"Jetzt geht’s ums Ganze", steht auf den Wahlplakaten der Liberalen. "Zweitstimme FDP" haben sie in großen Lettern dazu geschrieben. Das offensive Werben der Partei um Zweitstimmen von Unionswählern sorgt derzeit für einige Aufregung – neu ist es nicht. Im Gegenteil. Es gab schon einmal Zeiten, in denen die CDU und auch die SPD offensiv um Stimmen für die Liberalen warben und eine Leihstimmenkampagne gar nicht schlimm fanden.

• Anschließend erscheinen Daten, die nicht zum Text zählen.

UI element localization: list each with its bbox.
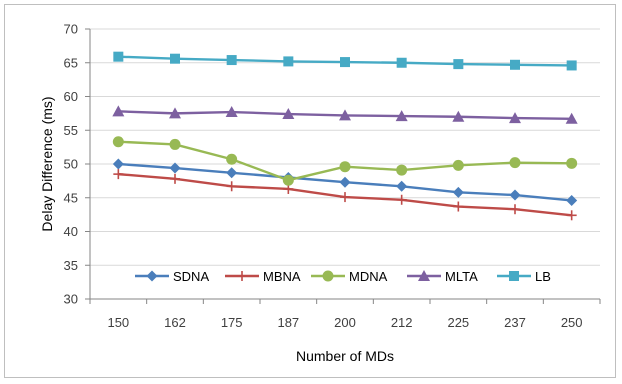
x-tick-labels: 150 162 175 187 200 212 225 237 250 xyxy=(107,315,582,330)
data-point-mdna xyxy=(226,153,238,165)
data-point-sdna xyxy=(226,167,238,179)
legend-item-mlta: MLTA xyxy=(407,269,478,284)
data-point-sdna xyxy=(509,189,521,201)
data-point-sdna xyxy=(396,180,408,192)
legend: SDNA MBNA MDNA MLTA LB xyxy=(135,269,551,284)
data-point-mbna xyxy=(170,173,180,184)
y-tick-label: 50 xyxy=(64,157,78,172)
series-line-mdna xyxy=(118,140,572,182)
x-axis-title: Number of MDs xyxy=(296,348,394,364)
data-point-mbna xyxy=(510,204,520,215)
data-point-lb xyxy=(283,56,294,67)
x-tick-label: 237 xyxy=(504,315,526,330)
data-point-mlta xyxy=(395,110,408,122)
legend-label: MBNA xyxy=(263,269,301,284)
data-point-lb xyxy=(453,59,464,70)
data-point-mbna xyxy=(566,210,577,221)
data-point-mdna xyxy=(339,161,351,173)
x-tick-label: 187 xyxy=(277,315,299,330)
series-lines xyxy=(112,51,578,221)
series-mbna xyxy=(113,169,577,221)
series-lb xyxy=(113,51,577,71)
legend-marker xyxy=(322,270,334,282)
y-tick-label: 30 xyxy=(64,292,78,307)
y-tick-label: 70 xyxy=(64,22,78,37)
legend-item-lb: LB xyxy=(497,269,551,284)
data-point-lb xyxy=(510,59,520,70)
x-tick-label: 212 xyxy=(391,315,413,330)
data-point-mlta xyxy=(169,107,181,119)
data-point-mdna xyxy=(566,157,578,169)
data-point-mlta xyxy=(339,109,351,121)
series-sdna xyxy=(112,158,578,206)
series-mlta xyxy=(112,105,578,124)
data-point-mdna xyxy=(452,159,464,171)
legend-label: MLTA xyxy=(445,269,478,284)
axes xyxy=(85,28,601,304)
data-point-mbna xyxy=(113,169,124,180)
data-point-sdna xyxy=(112,158,124,170)
data-point-mlta xyxy=(509,112,521,124)
data-point-mlta xyxy=(225,106,238,118)
data-point-mlta xyxy=(112,105,125,117)
data-point-mlta xyxy=(565,112,578,124)
data-point-mdna xyxy=(396,164,408,176)
data-point-mdna xyxy=(112,136,124,148)
legend-label: LB xyxy=(535,269,551,284)
legend-label: MDNA xyxy=(349,269,388,284)
data-point-mbna xyxy=(453,201,464,212)
data-point-lb xyxy=(113,51,124,62)
data-point-sdna xyxy=(169,162,181,174)
y-tick-label: 60 xyxy=(64,89,78,104)
y-tick-label: 35 xyxy=(64,258,78,273)
legend-item-mbna: MBNA xyxy=(225,269,301,284)
x-tick-label: 162 xyxy=(164,315,186,330)
y-tick-label: 55 xyxy=(64,123,78,138)
y-tick-labels: 30 35 40 45 50 55 60 65 70 xyxy=(64,22,78,307)
legend-marker xyxy=(146,270,158,282)
data-point-mdna xyxy=(169,138,181,150)
data-point-lb xyxy=(170,53,180,64)
legend-label: SDNA xyxy=(173,269,209,284)
legend-marker xyxy=(237,271,247,281)
data-point-lb xyxy=(396,57,407,68)
legend-item-mdna: MDNA xyxy=(311,269,388,284)
series-mdna xyxy=(112,136,578,186)
data-point-sdna xyxy=(452,186,464,198)
data-point-lb xyxy=(226,55,237,66)
x-tick-label: 200 xyxy=(334,315,356,330)
x-tick-label: 250 xyxy=(561,315,583,330)
legend-marker xyxy=(509,271,519,281)
data-point-sdna xyxy=(566,194,578,206)
data-point-mbna xyxy=(396,194,407,205)
data-point-mdna xyxy=(509,157,521,169)
x-tick-label: 225 xyxy=(447,315,469,330)
legend-marker xyxy=(418,270,430,281)
data-point-mlta xyxy=(452,110,465,122)
data-point-lb xyxy=(340,57,350,68)
data-point-lb xyxy=(566,60,577,71)
x-tick-label: 150 xyxy=(107,315,129,330)
legend-item-sdna: SDNA xyxy=(135,269,209,284)
y-tick-label: 65 xyxy=(64,55,78,70)
data-point-sdna xyxy=(339,176,351,188)
y-tick-label: 40 xyxy=(64,224,78,239)
data-point-mbna xyxy=(226,181,237,192)
y-tick-label: 45 xyxy=(64,190,78,205)
data-point-mdna xyxy=(282,174,294,186)
y-axis-title: Delay Difference (ms) xyxy=(39,96,55,231)
data-point-mbna xyxy=(340,192,350,203)
data-point-mlta xyxy=(282,108,295,120)
x-tick-label: 175 xyxy=(221,315,243,330)
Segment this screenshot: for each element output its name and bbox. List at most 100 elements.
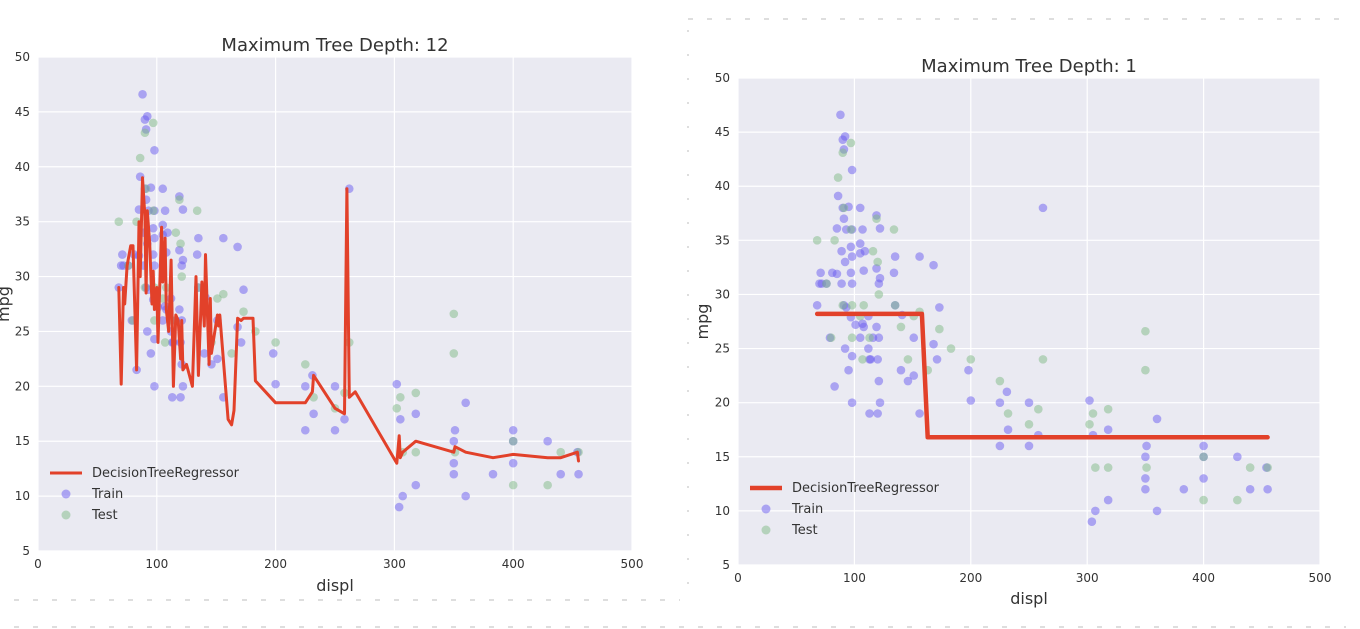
train-point — [1087, 517, 1097, 527]
train-point — [833, 191, 843, 201]
train-point — [268, 349, 278, 358]
test-point — [889, 225, 899, 234]
test-point — [1263, 463, 1272, 472]
train-point — [1179, 484, 1189, 494]
train-point — [150, 146, 159, 155]
train-point — [1103, 495, 1113, 505]
y-tick-label: 45 — [15, 105, 30, 119]
train-point — [812, 300, 822, 310]
train-point — [236, 338, 246, 347]
test-point — [812, 236, 822, 245]
test-point — [1103, 404, 1113, 414]
test-point — [839, 203, 849, 213]
test-point — [1245, 463, 1255, 472]
train-point — [964, 365, 973, 375]
train-point — [873, 409, 882, 418]
train-point — [508, 425, 518, 435]
test-point — [449, 309, 459, 319]
x-tick-label: 100 — [843, 571, 866, 585]
train-point — [148, 223, 158, 233]
train-point — [213, 354, 222, 364]
train-point — [846, 268, 856, 278]
train-point — [866, 355, 875, 364]
train-point — [1233, 452, 1242, 462]
train-point — [192, 250, 202, 259]
train-point — [873, 355, 882, 364]
test-point — [301, 360, 310, 369]
train-point — [832, 224, 842, 233]
train-point — [995, 398, 1005, 407]
train-point — [935, 303, 944, 312]
train-point — [840, 132, 850, 141]
train-point — [889, 268, 899, 278]
train-point — [837, 279, 846, 288]
train-point — [175, 305, 184, 314]
train-point — [865, 409, 874, 418]
test-point — [896, 322, 906, 332]
legend-label: DecisionTreeRegressor — [92, 466, 240, 481]
train-point — [1142, 441, 1151, 451]
test-point — [411, 447, 421, 457]
legend: DecisionTreeRegressor Train Test — [50, 466, 240, 523]
test-point — [995, 376, 1005, 386]
train-point — [160, 206, 170, 215]
y-tick-label: 20 — [15, 379, 30, 393]
test-point — [148, 118, 158, 128]
train-point — [411, 480, 421, 490]
x-tick-label: 300 — [1076, 571, 1099, 585]
y-axis-label: mpg — [693, 304, 712, 340]
train-point — [146, 349, 156, 358]
x-tick-label: 400 — [1192, 571, 1215, 585]
test-point — [140, 128, 150, 138]
train-point — [301, 382, 310, 391]
x-tick-label: 200 — [264, 557, 287, 571]
test-point — [1085, 420, 1094, 429]
train-point — [837, 246, 846, 256]
train-point — [219, 233, 228, 243]
train-point — [896, 365, 906, 375]
train-point — [239, 285, 248, 295]
x-tick-label: 100 — [145, 557, 168, 571]
train-point — [142, 327, 152, 336]
test-point — [175, 195, 184, 205]
train-point — [1199, 441, 1208, 451]
train-point — [995, 441, 1005, 451]
y-tick-label: 15 — [715, 450, 730, 464]
train-point — [859, 322, 869, 332]
train-point — [915, 252, 924, 261]
train-point — [543, 436, 552, 446]
test-point — [227, 349, 236, 358]
train-point — [449, 458, 459, 468]
y-tick-label: 30 — [15, 270, 30, 284]
legend-label: DecisionTreeRegressor — [792, 481, 940, 496]
train-point — [394, 502, 404, 512]
train-point — [449, 469, 459, 479]
train-point — [855, 203, 865, 213]
train-point — [846, 242, 856, 252]
test-point — [838, 300, 848, 310]
train-point — [875, 398, 885, 407]
train-point — [1263, 484, 1272, 494]
train-point — [330, 425, 340, 435]
train-point — [840, 344, 850, 353]
x-axis-label: displ — [1010, 589, 1048, 608]
test-point — [946, 344, 956, 353]
train-point — [158, 184, 168, 194]
chart-title: Maximum Tree Depth: 1 — [921, 56, 1137, 77]
train-point — [340, 414, 349, 424]
y-tick-label: 30 — [715, 287, 730, 301]
y-tick-label: 45 — [715, 125, 730, 139]
train-point — [1152, 414, 1162, 424]
y-tick-label: 35 — [15, 215, 30, 229]
regressor-line — [117, 176, 580, 465]
train-point — [271, 379, 280, 389]
test-point — [966, 355, 976, 364]
train-point — [142, 111, 152, 121]
train-point — [859, 266, 869, 275]
test-point — [271, 338, 280, 347]
test-point — [846, 225, 856, 234]
test-point — [838, 148, 848, 157]
train-point — [150, 233, 159, 243]
test-point — [873, 257, 882, 267]
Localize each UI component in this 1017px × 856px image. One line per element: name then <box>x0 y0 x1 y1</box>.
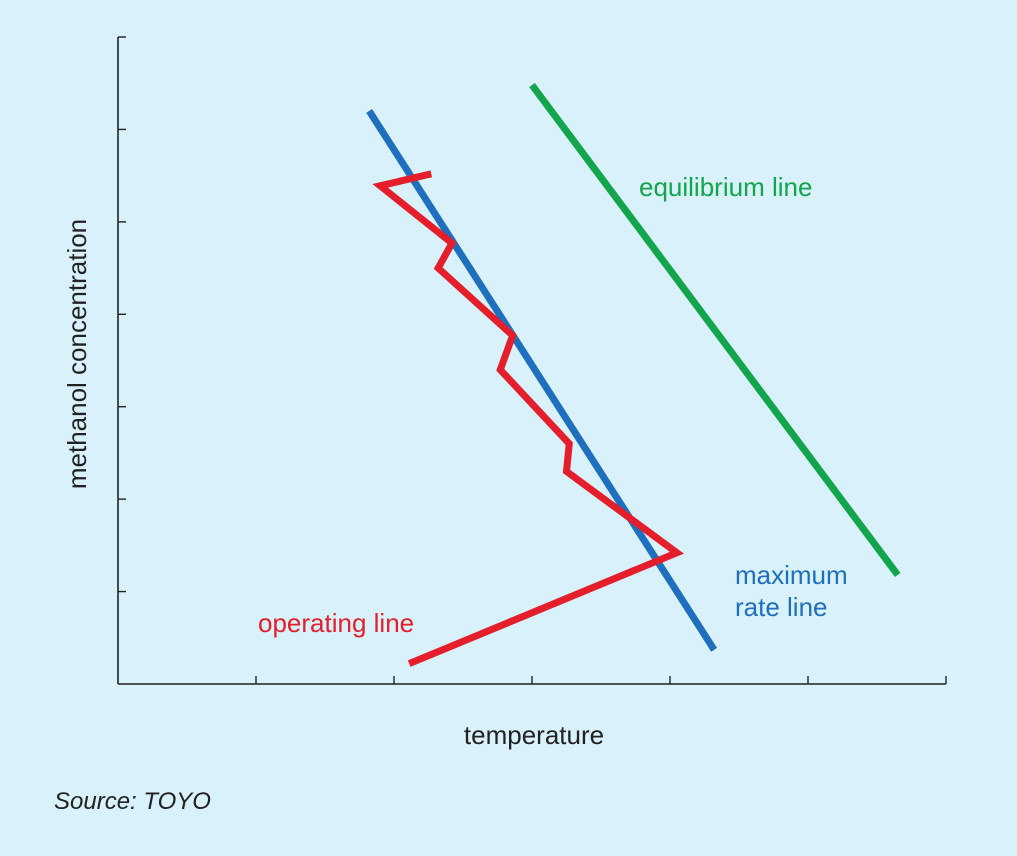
label-maximum-rate-line-line-0: maximum <box>735 560 848 590</box>
label-equilibrium-line: equilibrium line <box>639 172 812 202</box>
series-operating-line <box>372 170 684 667</box>
label-operating-line: operating line <box>258 608 414 638</box>
label-maximum-rate-line: maximum rate line <box>735 560 848 622</box>
series-layer <box>366 82 901 667</box>
series-equilibrium-line <box>529 82 901 578</box>
x-axis-label: temperature <box>464 720 604 750</box>
axis-ticks <box>118 36 947 684</box>
label-maximum-rate-line-line-1: rate line <box>735 592 828 622</box>
label-operating-line-line-0: operating line <box>258 608 414 638</box>
source-note: Source: TOYO <box>54 788 211 815</box>
label-equilibrium-line-line-0: equilibrium line <box>639 172 812 202</box>
series-labels: equilibrium line maximum rate line operatin… <box>258 172 848 638</box>
y-axis-label: methanol concentration <box>62 219 92 489</box>
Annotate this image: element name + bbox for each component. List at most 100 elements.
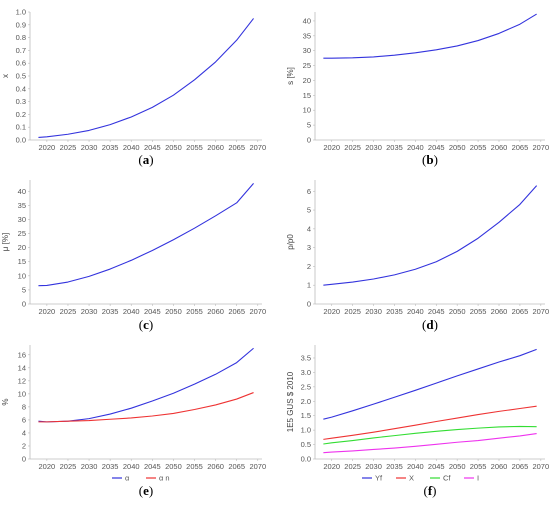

Bevor die Grünen 1983 zum ersten Mal in den Bundestag einzogen, war die FDP der einzige Mehrheitsbeschaffer für CDU und SPD. Nur mit den Liberalen konnten Koalitionen gebildet werden. 1972 fuhr die FDP zum ersten Mal eine Leihstimmenkampagne. Der Bundeskanzler hieß Willy Brandt (SPD) und es ging um nicht weniger als die deutsche Ostpolitik. Mit aller Macht sollte verhindert werden, dass die SPD in ihrer Politik der Öffnung und Versöhnung gestoppt wird und die CDU den Kanzler stellt. Das zahlte sich offenkundig aus: Die FDP legte bei der Bundestagswahl ein gutes Ergebnis hin und kam auf 8,4 Prozent (1969: 5,8 Prozent), die sozialliberale Koalition konnte weiter regieren.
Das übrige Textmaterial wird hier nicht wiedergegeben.